Заложенное в атомах неодолимое и неистребимое стремление принять такой порядок, который породил бы живые существа, умеющие бегать и видеть, либо находит туманное и таинственное толкование в одном из самых неясных учений самой метафизической религии, либо объясняется наличием некой идеи, развитие которой порождает мир, волю и разум высшего порядка, не менее великие, чем воля и разум отдельного индивида; они же дают нам глаза, чтобы видеть, и ноги, чтобы бегать. Повторяю: наличие разума и воли, возникших от идеи, по существу снимает тезис о том, что глаза появились, чтобы видеть, ноги, чтобы бегать, а крылья, чтобы летать: напротив, мы должны верить, что в материи изначально заложено страстное желание летать, которое дает птицам крылья, желание бегать, которое дает нам ноги, желание видеть, которое дает нам глаза.

К счастью, чтобы ответить на вопрос «зачем все это нужно?», нам не придется залезать в такие дебри. Вопрос этот часто задавала себе донья Ана, имея в виду своего единственного сына, наследника майората. Тот же вопрос задавал себе сын: «Зачем я нужен? На что годен?» – и не находил ответа.

Не думайте, что он был хром, глух, немощен или глуп, этот самый наследник майората. Его духовные и физические силы были в полном порядке. Он был крепок, силен, здоров, и ему едва исполнилось двадцать семь лет. Однако ни донья Ана, ни ее сын не могли отделаться от навязчивого вопроса о том, зачем он нужен, и по-прежнему не находили ответа.

Чтобы читателю все это стало более понятно, начну немного издалека.

Донья Ана была дочерью знатного дворянина из горного города Ронды. Достаточно сказать, что она принадлежала к знаменитому роду Эскаланте. Среди ее славных предков был один из основателей общества верховой езды.[31] Героические подвиги членов этого общества, их великие заслуги в войне за наследство,[32] в обороне Гибралтара,[33] в сражениях за Росельон,[34] в войнах за независимость стяжали славу и членам семьи доньи Аны; заслуги их в этих деяниях были неоспоримы.

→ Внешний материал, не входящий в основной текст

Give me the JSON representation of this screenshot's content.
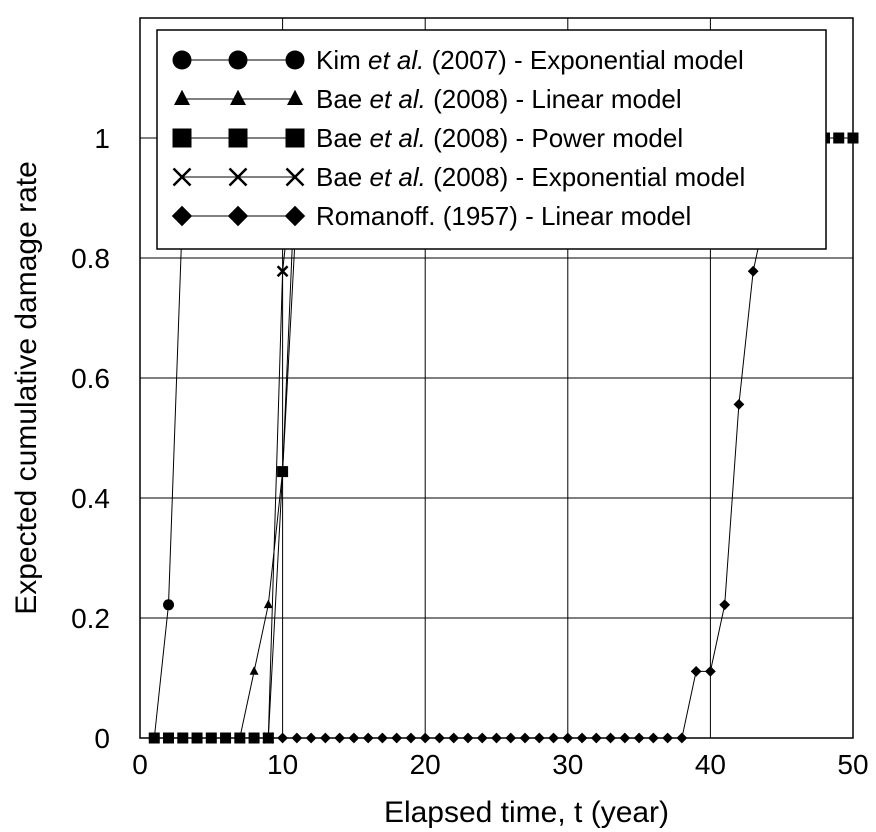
{
  "chart_data": {
    "type": "line",
    "title": "",
    "xlabel": "Elapsed time, t (year)",
    "ylabel": "Expected cumulative damage rate",
    "xlim": [
      0,
      50
    ],
    "ylim": [
      0,
      1.2
    ],
    "xticks": [
      "0",
      "10",
      "20",
      "30",
      "40",
      "50"
    ],
    "yticks": [
      "0",
      "0.2",
      "0.4",
      "0.6",
      "0.8",
      "1"
    ],
    "grid": true,
    "legend_position": "top",
    "series": [
      {
        "name": "Kim et al. (2007) - Exponential model",
        "legend_parts": [
          "Kim ",
          "et al.",
          " (2007) - Exponential model"
        ],
        "marker": "circle",
        "x": [
          1,
          2,
          3,
          4,
          5,
          6,
          7,
          8,
          9,
          10
        ],
        "y": [
          0,
          0.222,
          0.889,
          1,
          1,
          1,
          1,
          1,
          1,
          1
        ]
      },
      {
        "name": "Bae et al. (2008) - Linear model",
        "legend_parts": [
          "Bae ",
          "et al.",
          " (2008) - Linear model"
        ],
        "marker": "triangle",
        "x": [
          1,
          2,
          3,
          4,
          5,
          6,
          7,
          8,
          9,
          10,
          11,
          12
        ],
        "y": [
          0,
          0,
          0,
          0,
          0,
          0,
          0,
          0.111,
          0.222,
          0.444,
          0.889,
          1
        ]
      },
      {
        "name": "Bae et al. (2008) - Power model",
        "legend_parts": [
          "Bae ",
          "et al.",
          " (2008) - Power model"
        ],
        "marker": "square",
        "x": [
          1,
          2,
          3,
          4,
          5,
          6,
          7,
          8,
          9,
          10,
          11,
          12,
          13,
          14,
          15,
          16,
          17,
          18,
          19,
          20,
          21,
          22,
          23,
          24,
          25,
          26,
          27,
          28,
          29,
          30,
          31,
          32,
          33,
          34,
          35,
          36,
          37,
          38,
          39,
          40,
          41,
          42,
          43,
          44,
          45,
          46,
          47,
          48,
          49,
          50
        ],
        "y": [
          0,
          0,
          0,
          0,
          0,
          0,
          0,
          0,
          0,
          0.444,
          1,
          1,
          1,
          1,
          1,
          1,
          1,
          1,
          1,
          1,
          1,
          1,
          1,
          1,
          1,
          1,
          1,
          1,
          1,
          1,
          1,
          1,
          1,
          1,
          1,
          1,
          1,
          1,
          1,
          1,
          1,
          1,
          1,
          1,
          1,
          1,
          1,
          1,
          1,
          1
        ]
      },
      {
        "name": "Bae et al. (2008) - Exponential model",
        "legend_parts": [
          "Bae ",
          "et al.",
          " (2008) - Exponential model"
        ],
        "marker": "cross",
        "x": [
          9,
          10,
          11
        ],
        "y": [
          0,
          0.778,
          1
        ]
      },
      {
        "name": "Romanoff. (1957) - Linear model",
        "legend_parts": [
          "Romanoff. (1957) - Linear model",
          "",
          ""
        ],
        "marker": "diamond",
        "x": [
          10,
          11,
          12,
          13,
          14,
          15,
          16,
          17,
          18,
          19,
          20,
          21,
          22,
          23,
          24,
          25,
          26,
          27,
          28,
          29,
          30,
          31,
          32,
          33,
          34,
          35,
          36,
          37,
          38,
          39,
          40,
          41,
          42,
          43,
          44,
          45
        ],
        "y": [
          0,
          0,
          0,
          0,
          0,
          0,
          0,
          0,
          0,
          0,
          0,
          0,
          0,
          0,
          0,
          0,
          0,
          0,
          0,
          0,
          0,
          0,
          0,
          0,
          0,
          0,
          0,
          0,
          0,
          0.111,
          0.111,
          0.222,
          0.556,
          0.778,
          0.889,
          1
        ]
      }
    ]
  }
}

Хотя донья Ана родилась и выросла в далекой горной Ронде, она получила утонченное воспитание не только по испанским понятиям, но, если хотите, и по понятиям европейским.

Учителем доньи Аны стал скромный французский священник из тех, что в числе многих эмигрировали из революционной Франции. Он преподавал ей свой родной язык, кое-что из истории, географии и литературы и сделал из нее чудо учености. Во всяком случае, по сравнению с другими испанскими женщинами той эпохи.

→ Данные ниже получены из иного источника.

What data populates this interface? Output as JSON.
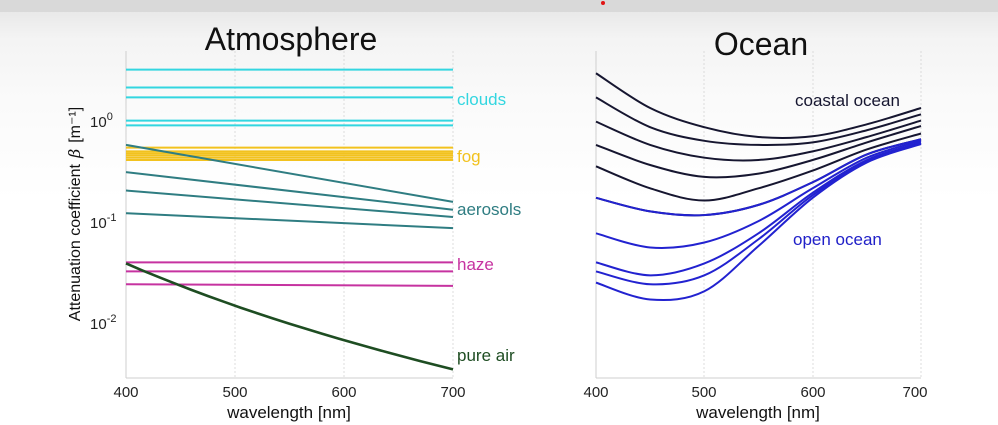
{
  "chart_data": [
    {
      "type": "line",
      "title": "Atmosphere",
      "xlabel": "wavelength [nm]",
      "ylabel": "Attenuation coefficient",
      "ylabel_symbol": "β",
      "ylabel_unit": "[m⁻¹]",
      "y_scale": "log",
      "xlim": [
        400,
        700
      ],
      "ylim": [
        0.004,
        4
      ],
      "xticks": [
        "400",
        "500",
        "600",
        "700"
      ],
      "yticks": [
        {
          "value": 1,
          "base": "10",
          "exp": "0"
        },
        {
          "value": 0.1,
          "base": "10",
          "exp": "-1"
        },
        {
          "value": 0.01,
          "base": "10",
          "exp": "-2"
        }
      ],
      "x": [
        400,
        700
      ],
      "groups": [
        {
          "label": "clouds",
          "color": "#33d6e0",
          "series": [
            {
              "values": [
                2.7,
                2.7
              ]
            },
            {
              "values": [
                1.85,
                1.85
              ]
            },
            {
              "values": [
                1.5,
                1.5
              ]
            },
            {
              "values": [
                0.92,
                0.92
              ]
            },
            {
              "values": [
                0.83,
                0.83
              ]
            }
          ]
        },
        {
          "label": "fog",
          "color": "#f2c21e",
          "series": [
            {
              "values": [
                0.52,
                0.52
              ]
            },
            {
              "values": [
                0.48,
                0.48
              ]
            },
            {
              "values": [
                0.46,
                0.46
              ]
            },
            {
              "values": [
                0.44,
                0.44
              ]
            },
            {
              "values": [
                0.42,
                0.42
              ]
            },
            {
              "values": [
                0.4,
                0.4
              ]
            }
          ]
        },
        {
          "label": "aerosols",
          "color": "#2f7d82",
          "series": [
            {
              "values": [
                0.55,
                0.165
              ]
            },
            {
              "values": [
                0.31,
                0.14
              ]
            },
            {
              "values": [
                0.21,
                0.12
              ]
            },
            {
              "values": [
                0.13,
                0.095
              ]
            }
          ]
        },
        {
          "label": "haze",
          "color": "#c633a0",
          "series": [
            {
              "values": [
                0.046,
                0.046
              ]
            },
            {
              "values": [
                0.038,
                0.038
              ]
            },
            {
              "values": [
                0.029,
                0.028
              ]
            }
          ]
        },
        {
          "label": "pure air",
          "color": "#1e4d22",
          "series": [
            {
              "values": [
                0.045,
                0.0048
              ]
            }
          ]
        }
      ]
    },
    {
      "type": "line",
      "title": "Ocean",
      "xlabel": "wavelength [nm]",
      "xlim": [
        400,
        700
      ],
      "xticks": [
        "400",
        "500",
        "600",
        "700"
      ],
      "ylim": [
        0.004,
        4
      ],
      "y_scale": "log",
      "annotations": [
        {
          "text": "coastal ocean",
          "color": "#161630"
        },
        {
          "text": "open ocean",
          "color": "#2020c8"
        }
      ],
      "x": [
        400,
        450,
        500,
        550,
        600,
        650,
        700
      ],
      "series": [
        {
          "group": "coastal",
          "values": [
            2.5,
            1.2,
            0.8,
            0.65,
            0.66,
            0.85,
            1.2
          ]
        },
        {
          "group": "coastal",
          "values": [
            1.5,
            0.8,
            0.6,
            0.55,
            0.58,
            0.75,
            1.05
          ]
        },
        {
          "group": "coastal",
          "values": [
            0.9,
            0.55,
            0.42,
            0.4,
            0.48,
            0.65,
            0.92
          ]
        },
        {
          "group": "coastal",
          "values": [
            0.55,
            0.36,
            0.28,
            0.3,
            0.4,
            0.58,
            0.82
          ]
        },
        {
          "group": "coastal",
          "values": [
            0.35,
            0.22,
            0.17,
            0.22,
            0.32,
            0.5,
            0.7
          ]
        },
        {
          "group": "coastal",
          "values": [
            0.18,
            0.135,
            0.125,
            0.155,
            0.25,
            0.45,
            0.62
          ]
        },
        {
          "group": "open",
          "values": [
            0.18,
            0.135,
            0.125,
            0.155,
            0.25,
            0.45,
            0.62
          ]
        },
        {
          "group": "open",
          "values": [
            0.085,
            0.063,
            0.07,
            0.11,
            0.22,
            0.42,
            0.6
          ]
        },
        {
          "group": "open",
          "values": [
            0.046,
            0.035,
            0.045,
            0.085,
            0.2,
            0.4,
            0.58
          ]
        },
        {
          "group": "open",
          "values": [
            0.038,
            0.029,
            0.035,
            0.075,
            0.19,
            0.39,
            0.57
          ]
        },
        {
          "group": "open",
          "values": [
            0.03,
            0.021,
            0.025,
            0.065,
            0.18,
            0.38,
            0.56
          ]
        }
      ],
      "colors": {
        "coastal": "#161630",
        "open": "#2222d0"
      }
    }
  ]
}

Однако вся эта ученая премудрость оказалась малопригодной для какой-либо деятельности, и когда ей исполнилось двадцать девять лет и возникла реальная угроза остаться старой девой, она уступила настояниям отца и братьев, страстно желавших пристроить ее, или, лучше сказать, избавиться от нее, и послушно вышла замуж за дона Франсиско Лопеса де Мендосу, который знатностью рода не уступал Эскаланте, был наследником майората, потомственным комендантом замка и крепости Вильябермехи, командором ордена Сантьяго и членом клуба верховой езды, как отец и все ее братья. Некоторые авторы утверждают, что Мендосы и Эскаланте уже до этого брака состояли в каком-то родстве, но для нашей истории это несущественно, и я опускаю подробности.

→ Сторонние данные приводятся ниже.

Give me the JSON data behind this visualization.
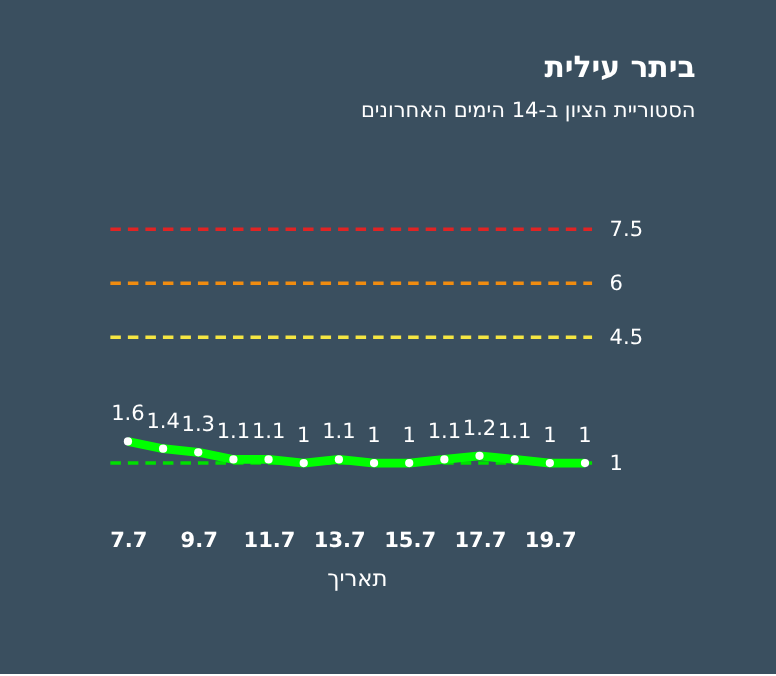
{
  "chart_data": {
    "type": "line",
    "title": "ביתר עילית",
    "subtitle": "הסטוריית הציון ב-14 הימים האחרונים",
    "xlabel": "תאריך",
    "categories": [
      "7.7",
      null,
      "9.7",
      null,
      "11.7",
      null,
      "13.7",
      null,
      "15.7",
      null,
      "17.7",
      null,
      "19.7",
      null
    ],
    "series": [
      {
        "color": "#00ff00",
        "values": [
          1.6,
          1.4,
          1.3,
          1.1,
          1.1,
          1,
          1.1,
          1,
          1,
          1.1,
          1.2,
          1.1,
          1,
          1
        ]
      }
    ],
    "tick_labels": "x",
    "data_labels": true,
    "marker": "circle",
    "line_style": "solid",
    "ref_lines": [
      {
        "axis": "y",
        "value": 7.5,
        "label": "7.5",
        "color": "#e02424",
        "line_style": "dashed"
      },
      {
        "axis": "y",
        "value": 6,
        "label": "6",
        "color": "#f08c10",
        "line_style": "dashed"
      },
      {
        "axis": "y",
        "value": 4.5,
        "label": "4.5",
        "color": "#f5e642",
        "line_style": "dashed"
      },
      {
        "axis": "y",
        "value": 1,
        "label": "1",
        "color": "#00e000",
        "line_style": "dashed"
      }
    ]
  }
}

Донья Ана мужественно пошла навстречу судьбе, и, хотя бывала в Севилье и подолгу жила в Малаге и в Кадисе, она дала себя заживо похоронить в Вильябермехе. При этом – ни единой жалобы, ни малейшего намека на ту жертву, которую она принесла. Дон Франсиско, несмотря на свое дворянство, был груб, невежествен и вспыльчив. Терпением и кротостью донье Ане удалось немного обуздать его, отесать и цивилизовать. Между нами говоря, донья Ана не питала к своему мужу любви, если под любовью понимать некое возвышенное, поэтическое чувство, но зато ею владело высокое чувство долга, и она блюла честь мужа с истинно патрицианским достоинством. Словом, это была образцовая супруга. Однако два существенных обстоятельства заставляют несколько умерить наши похвалы чете Мендоса. Первое заключалось в том, что гордость доньи Аны, хотя и скрытая за внешней вежливостью, не позволяла ей относиться с должным уважением даже к своим родственникам, не говоря уже о прочих бермехинцах. Второе состояло в том, что дон Франсиско бешено ревновал свою жену, отличался подозрительностью и был, что называется, всегда начеку. Можно быть уверенным, что если бы дон Франсиско хоть что-нибудь заметил за нею, то месть была бы пострашнее, чем месть кальдероновского Тетрарки[35] или шекспировского Отелло.